Une foule occupe le plateau lorsque débute In visione mais bientôt les musiciens vont reculer et reprendre leur place, derrière le pupitre, derrière le chef d’orchestre, derrière le danseur soliste. L’un ou l’autre violoniste, un clarinettiste peut-être, un joueur de saxophone… quelques uns des musiciens s’égareront encore à l’avant de la scène, jeunes éphèbes au visage d’ange au milieu desquels l’homme — Emio Greco — met en place son étrange rituel.
Il se contorsionne, se déshabille, se roule dans une jetée de fourrure. Il déplace des sphères, s’allonge au sol, gravit quelques marches. La nécessité du mouvement n’apparaît pas. L’homme réfléchi par un sol noir brillant est d’une élégance réelle, touché par une fragilité poétique, un peu chaplinesque lorsqu’il joue au chef d’orchestre et laisse paraître le ridicule de dominer la scène. Il fait malheureusement preuve d’une sensualité outrée, un peu fausse, un peu attendue.
Le plateau demeure bien vide malgré une trentaine de corps humains en présence. L’espace est principalement empli par des objets et des sons enregistrés. Voix d’enfants, pleurs, rires cristallins, bruits de bottes, chant du coq, le montage est léger et pas loin d’être très réussi. Du côté des objets, une forme unique est reproduite à l’envi : des sphères, des boules de flipper géantes ou plus raisonnables, une balle de ping-pong, jaune, un nez de clown, un immense ballon gonflable et translucide.

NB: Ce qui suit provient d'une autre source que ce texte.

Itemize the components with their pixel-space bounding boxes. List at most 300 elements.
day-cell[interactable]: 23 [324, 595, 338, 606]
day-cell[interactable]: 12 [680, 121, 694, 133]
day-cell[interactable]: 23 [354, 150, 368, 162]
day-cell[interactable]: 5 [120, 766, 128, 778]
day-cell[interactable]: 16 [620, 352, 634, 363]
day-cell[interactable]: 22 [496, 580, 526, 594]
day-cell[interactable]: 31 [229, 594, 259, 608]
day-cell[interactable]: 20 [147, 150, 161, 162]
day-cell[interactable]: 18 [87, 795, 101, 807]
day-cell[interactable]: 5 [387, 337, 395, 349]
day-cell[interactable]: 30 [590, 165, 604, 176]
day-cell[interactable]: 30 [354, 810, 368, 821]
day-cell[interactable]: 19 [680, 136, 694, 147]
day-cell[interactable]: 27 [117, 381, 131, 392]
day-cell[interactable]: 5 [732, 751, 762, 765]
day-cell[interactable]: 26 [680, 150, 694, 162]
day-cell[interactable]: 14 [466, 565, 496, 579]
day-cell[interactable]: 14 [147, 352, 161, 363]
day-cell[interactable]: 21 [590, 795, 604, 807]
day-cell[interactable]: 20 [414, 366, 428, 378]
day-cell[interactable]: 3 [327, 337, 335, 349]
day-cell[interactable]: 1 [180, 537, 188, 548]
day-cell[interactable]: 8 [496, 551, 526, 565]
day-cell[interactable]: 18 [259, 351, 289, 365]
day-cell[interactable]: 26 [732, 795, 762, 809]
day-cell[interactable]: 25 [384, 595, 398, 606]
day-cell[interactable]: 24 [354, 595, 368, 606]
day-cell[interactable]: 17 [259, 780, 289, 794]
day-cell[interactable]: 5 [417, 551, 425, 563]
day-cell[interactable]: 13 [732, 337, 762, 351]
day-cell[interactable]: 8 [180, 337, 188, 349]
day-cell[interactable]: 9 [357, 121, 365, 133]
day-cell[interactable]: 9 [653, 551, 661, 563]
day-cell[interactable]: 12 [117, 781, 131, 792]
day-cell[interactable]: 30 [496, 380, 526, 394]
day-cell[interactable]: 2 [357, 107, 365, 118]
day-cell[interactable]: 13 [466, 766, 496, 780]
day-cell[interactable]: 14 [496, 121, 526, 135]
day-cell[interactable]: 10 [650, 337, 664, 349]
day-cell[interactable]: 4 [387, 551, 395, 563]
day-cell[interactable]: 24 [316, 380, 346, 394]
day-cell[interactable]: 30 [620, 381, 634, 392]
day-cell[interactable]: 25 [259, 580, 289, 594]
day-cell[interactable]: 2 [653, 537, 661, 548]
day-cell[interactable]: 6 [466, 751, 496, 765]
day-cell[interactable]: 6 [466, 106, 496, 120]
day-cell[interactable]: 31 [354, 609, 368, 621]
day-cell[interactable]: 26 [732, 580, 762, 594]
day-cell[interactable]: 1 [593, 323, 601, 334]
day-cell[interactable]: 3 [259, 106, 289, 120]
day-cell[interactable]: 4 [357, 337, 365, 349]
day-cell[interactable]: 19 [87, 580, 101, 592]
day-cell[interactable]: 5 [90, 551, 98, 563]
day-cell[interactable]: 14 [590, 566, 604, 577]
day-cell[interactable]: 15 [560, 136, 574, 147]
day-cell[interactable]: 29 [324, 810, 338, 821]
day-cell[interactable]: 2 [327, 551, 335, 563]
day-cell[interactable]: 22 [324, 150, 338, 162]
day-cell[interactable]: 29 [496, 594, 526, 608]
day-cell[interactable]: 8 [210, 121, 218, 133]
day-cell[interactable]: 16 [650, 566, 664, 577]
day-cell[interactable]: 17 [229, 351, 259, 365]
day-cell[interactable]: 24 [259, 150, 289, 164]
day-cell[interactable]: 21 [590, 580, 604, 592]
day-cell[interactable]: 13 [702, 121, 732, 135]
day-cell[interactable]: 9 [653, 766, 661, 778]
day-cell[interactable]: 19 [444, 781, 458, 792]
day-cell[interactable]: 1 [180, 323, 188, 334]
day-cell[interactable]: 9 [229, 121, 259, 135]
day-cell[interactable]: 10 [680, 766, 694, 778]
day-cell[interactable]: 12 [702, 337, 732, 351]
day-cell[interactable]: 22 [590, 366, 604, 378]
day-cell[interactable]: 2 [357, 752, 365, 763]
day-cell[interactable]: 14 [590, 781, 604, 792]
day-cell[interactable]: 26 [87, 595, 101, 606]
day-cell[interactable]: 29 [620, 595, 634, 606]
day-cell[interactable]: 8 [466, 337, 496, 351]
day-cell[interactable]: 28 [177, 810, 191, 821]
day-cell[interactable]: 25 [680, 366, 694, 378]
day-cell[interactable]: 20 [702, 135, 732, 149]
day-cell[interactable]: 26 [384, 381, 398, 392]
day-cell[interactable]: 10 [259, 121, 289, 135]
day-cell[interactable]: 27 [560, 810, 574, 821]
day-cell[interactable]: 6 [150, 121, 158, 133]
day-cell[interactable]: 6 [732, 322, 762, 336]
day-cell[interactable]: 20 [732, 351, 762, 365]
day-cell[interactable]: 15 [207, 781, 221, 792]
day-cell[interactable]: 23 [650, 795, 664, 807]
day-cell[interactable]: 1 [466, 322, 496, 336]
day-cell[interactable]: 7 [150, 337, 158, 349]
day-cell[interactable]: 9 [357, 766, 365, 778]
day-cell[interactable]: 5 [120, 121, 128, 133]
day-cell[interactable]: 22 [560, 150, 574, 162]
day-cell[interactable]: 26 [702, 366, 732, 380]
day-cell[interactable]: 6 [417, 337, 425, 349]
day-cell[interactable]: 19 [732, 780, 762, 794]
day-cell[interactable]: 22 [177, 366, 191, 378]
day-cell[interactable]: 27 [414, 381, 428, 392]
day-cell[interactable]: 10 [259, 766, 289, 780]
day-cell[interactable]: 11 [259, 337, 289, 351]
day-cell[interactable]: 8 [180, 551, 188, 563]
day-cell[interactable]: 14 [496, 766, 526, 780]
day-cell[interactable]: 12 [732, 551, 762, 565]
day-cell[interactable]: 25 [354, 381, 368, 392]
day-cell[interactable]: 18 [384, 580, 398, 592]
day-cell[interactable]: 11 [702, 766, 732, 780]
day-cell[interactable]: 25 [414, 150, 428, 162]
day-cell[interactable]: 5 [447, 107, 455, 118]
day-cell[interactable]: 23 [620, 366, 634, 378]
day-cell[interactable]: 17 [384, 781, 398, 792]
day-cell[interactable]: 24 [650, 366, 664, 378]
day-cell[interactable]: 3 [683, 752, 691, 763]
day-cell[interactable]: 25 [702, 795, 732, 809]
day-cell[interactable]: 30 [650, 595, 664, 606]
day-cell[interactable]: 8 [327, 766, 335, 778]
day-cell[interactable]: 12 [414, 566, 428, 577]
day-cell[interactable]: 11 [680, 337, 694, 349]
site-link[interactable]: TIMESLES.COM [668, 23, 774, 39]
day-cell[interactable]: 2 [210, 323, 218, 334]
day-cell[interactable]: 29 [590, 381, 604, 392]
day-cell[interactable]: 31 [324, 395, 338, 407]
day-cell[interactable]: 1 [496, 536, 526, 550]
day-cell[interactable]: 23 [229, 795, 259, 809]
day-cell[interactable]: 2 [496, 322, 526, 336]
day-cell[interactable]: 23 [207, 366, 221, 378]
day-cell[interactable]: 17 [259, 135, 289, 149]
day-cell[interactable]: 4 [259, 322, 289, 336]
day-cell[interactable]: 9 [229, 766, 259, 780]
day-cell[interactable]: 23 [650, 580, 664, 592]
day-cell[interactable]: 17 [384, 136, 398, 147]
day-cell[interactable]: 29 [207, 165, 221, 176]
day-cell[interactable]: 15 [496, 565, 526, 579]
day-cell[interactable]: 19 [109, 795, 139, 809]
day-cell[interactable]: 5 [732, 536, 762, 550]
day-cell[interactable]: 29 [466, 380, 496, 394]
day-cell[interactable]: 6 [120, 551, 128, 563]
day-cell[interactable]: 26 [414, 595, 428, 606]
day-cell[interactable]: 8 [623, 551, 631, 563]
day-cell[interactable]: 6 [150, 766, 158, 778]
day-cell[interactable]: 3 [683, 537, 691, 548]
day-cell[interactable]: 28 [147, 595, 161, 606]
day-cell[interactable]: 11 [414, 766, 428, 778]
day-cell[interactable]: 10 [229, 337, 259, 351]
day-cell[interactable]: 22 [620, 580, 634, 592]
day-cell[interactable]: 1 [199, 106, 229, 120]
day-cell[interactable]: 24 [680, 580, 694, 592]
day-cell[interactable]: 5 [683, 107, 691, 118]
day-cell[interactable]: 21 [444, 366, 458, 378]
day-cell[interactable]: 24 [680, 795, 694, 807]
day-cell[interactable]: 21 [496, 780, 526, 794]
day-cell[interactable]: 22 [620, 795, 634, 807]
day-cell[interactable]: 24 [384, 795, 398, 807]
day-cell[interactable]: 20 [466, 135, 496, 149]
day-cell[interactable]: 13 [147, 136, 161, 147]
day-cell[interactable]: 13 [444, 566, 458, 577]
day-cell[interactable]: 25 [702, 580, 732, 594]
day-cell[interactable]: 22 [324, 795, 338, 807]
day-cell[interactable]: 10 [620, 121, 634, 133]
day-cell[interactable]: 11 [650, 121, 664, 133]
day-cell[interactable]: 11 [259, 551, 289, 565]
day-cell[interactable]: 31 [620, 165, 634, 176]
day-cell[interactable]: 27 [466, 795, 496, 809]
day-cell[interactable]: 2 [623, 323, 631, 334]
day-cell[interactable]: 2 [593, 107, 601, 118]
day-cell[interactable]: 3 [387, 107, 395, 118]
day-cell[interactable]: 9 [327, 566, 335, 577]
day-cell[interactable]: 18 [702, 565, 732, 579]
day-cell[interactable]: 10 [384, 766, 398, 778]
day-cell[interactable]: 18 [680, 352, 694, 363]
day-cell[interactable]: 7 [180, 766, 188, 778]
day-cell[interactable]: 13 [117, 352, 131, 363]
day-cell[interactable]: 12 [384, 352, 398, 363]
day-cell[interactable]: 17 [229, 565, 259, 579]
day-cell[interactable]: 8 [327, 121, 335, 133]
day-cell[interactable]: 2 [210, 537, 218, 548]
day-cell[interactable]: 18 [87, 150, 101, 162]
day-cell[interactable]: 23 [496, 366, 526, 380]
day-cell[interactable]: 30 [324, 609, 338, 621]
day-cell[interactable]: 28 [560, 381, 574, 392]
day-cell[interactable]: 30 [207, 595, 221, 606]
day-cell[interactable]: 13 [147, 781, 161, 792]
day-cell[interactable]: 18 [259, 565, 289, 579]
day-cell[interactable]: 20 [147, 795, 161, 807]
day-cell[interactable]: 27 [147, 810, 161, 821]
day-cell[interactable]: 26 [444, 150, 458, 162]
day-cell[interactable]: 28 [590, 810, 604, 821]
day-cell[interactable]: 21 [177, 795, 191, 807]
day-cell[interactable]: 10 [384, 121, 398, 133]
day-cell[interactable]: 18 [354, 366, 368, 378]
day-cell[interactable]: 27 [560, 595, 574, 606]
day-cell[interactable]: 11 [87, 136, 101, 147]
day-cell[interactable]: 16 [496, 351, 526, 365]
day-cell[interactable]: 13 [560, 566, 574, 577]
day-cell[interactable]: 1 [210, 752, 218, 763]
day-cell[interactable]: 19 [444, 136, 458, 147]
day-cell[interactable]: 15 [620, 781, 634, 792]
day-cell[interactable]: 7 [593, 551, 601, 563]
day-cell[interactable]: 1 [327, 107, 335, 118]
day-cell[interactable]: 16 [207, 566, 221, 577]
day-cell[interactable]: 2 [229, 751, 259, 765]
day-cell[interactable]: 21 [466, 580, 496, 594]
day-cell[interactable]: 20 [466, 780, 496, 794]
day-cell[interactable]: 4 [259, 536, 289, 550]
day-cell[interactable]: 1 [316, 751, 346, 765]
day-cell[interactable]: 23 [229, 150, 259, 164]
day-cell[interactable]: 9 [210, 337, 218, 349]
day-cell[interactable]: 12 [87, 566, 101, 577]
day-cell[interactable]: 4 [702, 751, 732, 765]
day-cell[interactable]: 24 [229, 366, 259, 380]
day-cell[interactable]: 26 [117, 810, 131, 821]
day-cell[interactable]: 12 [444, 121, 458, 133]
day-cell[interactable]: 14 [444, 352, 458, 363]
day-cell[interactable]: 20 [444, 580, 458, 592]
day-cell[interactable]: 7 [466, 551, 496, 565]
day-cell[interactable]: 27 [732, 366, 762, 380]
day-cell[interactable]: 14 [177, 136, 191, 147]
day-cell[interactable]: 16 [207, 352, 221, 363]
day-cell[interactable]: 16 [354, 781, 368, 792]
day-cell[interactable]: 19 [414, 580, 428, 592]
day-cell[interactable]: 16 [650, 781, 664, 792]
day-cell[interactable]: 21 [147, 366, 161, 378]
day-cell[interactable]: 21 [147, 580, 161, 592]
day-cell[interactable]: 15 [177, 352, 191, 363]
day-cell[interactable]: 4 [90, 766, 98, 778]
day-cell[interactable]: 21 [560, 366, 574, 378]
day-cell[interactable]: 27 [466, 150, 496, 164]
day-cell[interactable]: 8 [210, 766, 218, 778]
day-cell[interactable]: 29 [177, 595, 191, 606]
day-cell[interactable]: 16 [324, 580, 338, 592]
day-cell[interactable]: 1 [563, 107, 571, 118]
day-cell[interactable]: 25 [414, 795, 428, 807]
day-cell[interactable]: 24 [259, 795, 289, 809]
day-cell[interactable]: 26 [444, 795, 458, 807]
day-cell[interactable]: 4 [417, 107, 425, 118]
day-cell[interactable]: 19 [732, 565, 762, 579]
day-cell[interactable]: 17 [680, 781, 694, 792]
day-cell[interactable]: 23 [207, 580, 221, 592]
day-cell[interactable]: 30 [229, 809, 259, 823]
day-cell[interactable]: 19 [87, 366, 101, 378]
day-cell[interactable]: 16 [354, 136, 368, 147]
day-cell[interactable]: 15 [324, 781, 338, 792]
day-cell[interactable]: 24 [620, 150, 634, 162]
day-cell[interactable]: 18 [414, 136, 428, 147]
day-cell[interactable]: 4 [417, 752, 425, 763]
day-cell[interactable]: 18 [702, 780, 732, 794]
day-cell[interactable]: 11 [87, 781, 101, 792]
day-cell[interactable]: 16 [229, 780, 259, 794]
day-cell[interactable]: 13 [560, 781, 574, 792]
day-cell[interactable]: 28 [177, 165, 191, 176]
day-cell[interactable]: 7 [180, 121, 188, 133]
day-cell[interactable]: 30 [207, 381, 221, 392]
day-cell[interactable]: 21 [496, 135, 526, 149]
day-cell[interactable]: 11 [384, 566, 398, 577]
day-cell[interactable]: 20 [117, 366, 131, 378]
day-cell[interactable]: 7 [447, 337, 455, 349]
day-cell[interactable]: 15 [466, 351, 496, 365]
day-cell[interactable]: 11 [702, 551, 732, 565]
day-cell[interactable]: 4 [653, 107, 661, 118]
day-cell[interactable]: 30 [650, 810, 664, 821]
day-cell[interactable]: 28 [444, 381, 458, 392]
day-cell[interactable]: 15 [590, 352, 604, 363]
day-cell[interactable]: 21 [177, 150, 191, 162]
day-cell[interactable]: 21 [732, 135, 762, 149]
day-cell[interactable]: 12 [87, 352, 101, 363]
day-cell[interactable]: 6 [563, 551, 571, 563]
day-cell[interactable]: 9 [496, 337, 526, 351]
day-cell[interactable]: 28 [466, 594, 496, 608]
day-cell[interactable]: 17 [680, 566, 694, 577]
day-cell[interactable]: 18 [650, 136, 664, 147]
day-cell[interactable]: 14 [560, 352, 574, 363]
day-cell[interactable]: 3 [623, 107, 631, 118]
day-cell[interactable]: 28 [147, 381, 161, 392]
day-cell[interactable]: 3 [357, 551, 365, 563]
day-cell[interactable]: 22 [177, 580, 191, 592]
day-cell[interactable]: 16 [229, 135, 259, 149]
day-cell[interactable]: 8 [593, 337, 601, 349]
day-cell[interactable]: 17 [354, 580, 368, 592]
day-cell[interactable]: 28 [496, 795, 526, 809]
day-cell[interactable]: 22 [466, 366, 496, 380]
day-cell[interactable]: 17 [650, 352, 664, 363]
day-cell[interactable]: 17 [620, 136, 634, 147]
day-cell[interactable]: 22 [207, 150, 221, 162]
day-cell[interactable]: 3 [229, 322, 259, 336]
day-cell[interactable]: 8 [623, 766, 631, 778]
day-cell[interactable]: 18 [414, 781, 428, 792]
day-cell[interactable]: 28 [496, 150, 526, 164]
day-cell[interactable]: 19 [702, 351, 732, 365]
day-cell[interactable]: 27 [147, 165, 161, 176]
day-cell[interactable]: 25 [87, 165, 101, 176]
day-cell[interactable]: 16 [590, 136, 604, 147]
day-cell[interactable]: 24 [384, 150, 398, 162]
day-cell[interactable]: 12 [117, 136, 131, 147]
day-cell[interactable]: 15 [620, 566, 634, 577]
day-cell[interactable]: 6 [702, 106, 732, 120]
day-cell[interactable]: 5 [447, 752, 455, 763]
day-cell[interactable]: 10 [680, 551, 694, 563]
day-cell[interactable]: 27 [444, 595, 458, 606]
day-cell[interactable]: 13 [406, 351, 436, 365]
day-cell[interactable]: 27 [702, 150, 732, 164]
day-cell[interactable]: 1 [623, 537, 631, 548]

A cette forme reprise en tout point de la scène, il faut adjoindre la danse d’Emio Greco. Seul pendant une heure quinze, il tourne. Les bras, le bassin, le buste. Les mouvements s’enchaînent avec une grande fluidité, sans donner à ressentir douleur ou force. La musique de Bach accompagne l’homme dans un rituel de purification et peut-être même, par la grâce de quelques grimaces et d’une bousculade clownesque,  de prise de distance avec l’orgueil corporel
Qu’imaginer ? La punition tient-elle dans la bille sur laquelle nous vivons, celle qui glisse sous nos pieds et nous fait chuter, celle qui tient en suspend au-dessus de la scène ? Le purgatoire consiste-t-il à tourner en rond, répétant seul et ad nauseam les mouvements appris ?
Popopera, la seconde partie, est une pièce pour 7 danseurs, 7 jours, 7 péchés capitaux. Jour de première au Théâtre de la Ville, mardi, placé sous le signe de l’avarice. Et pourtant les danseurs ne seront pas avares de leur corps… Femmes inquiétantes, très jeunes et jolis garçons, techniciens virtuoses, ils enchaîneront pas après pas sans laisser transparaître l’effort ou la fatigue. Dommage. Peut-être que nous aurions voulu qu’apparaisse un peu de souffrance dans ce purgatoire que n’habite plus la musique de Bach mais, plus pop que rock, une compilation ordonnée par Michael Gordon.
Peut-on imaginer la mise en scène d’une distance vis à vis des corps, une ironie de la danse, un clin d’oeil au néo-classicisme, à la transe collective du ballet rituel antique ? Espérons-le afin que la guitare électrique et la boule de flipper ne soient pas les seuls vestiges de ce (purgatorio).
(purgatorio) In vision
— Chorégraphie, concept lumière et son : E. Greco et P. C. Scholten
— Musique : F. Krawczyk d’après La Passion selon ST Matthieu de J.S. Bach
— Scénographie : M. Warning
— Lumières : H. Danner
— Projections : J. Rekveld
— Costumes : C. Portier
— Développement du système son : W-J. Pielage
— Solo : E. Greco
(purgatorio) Popopera
— Chorégraphie, concept lumières et son : E. Greco et P.C. Scholten
— Musique : M. Gordon
— Scénographie : M. Warning
— Lumières : H. Danner
— Costumes : C. Portier
— Développement du système son : W-J. Pielage
— Interprété et joué par : Ty Boomershine, Victor Callens, Vincent Colomes, Emio Greco, Nicola Monaco, Marie Sinnaeve, Suzan Tunca et Michaela Riener, chant.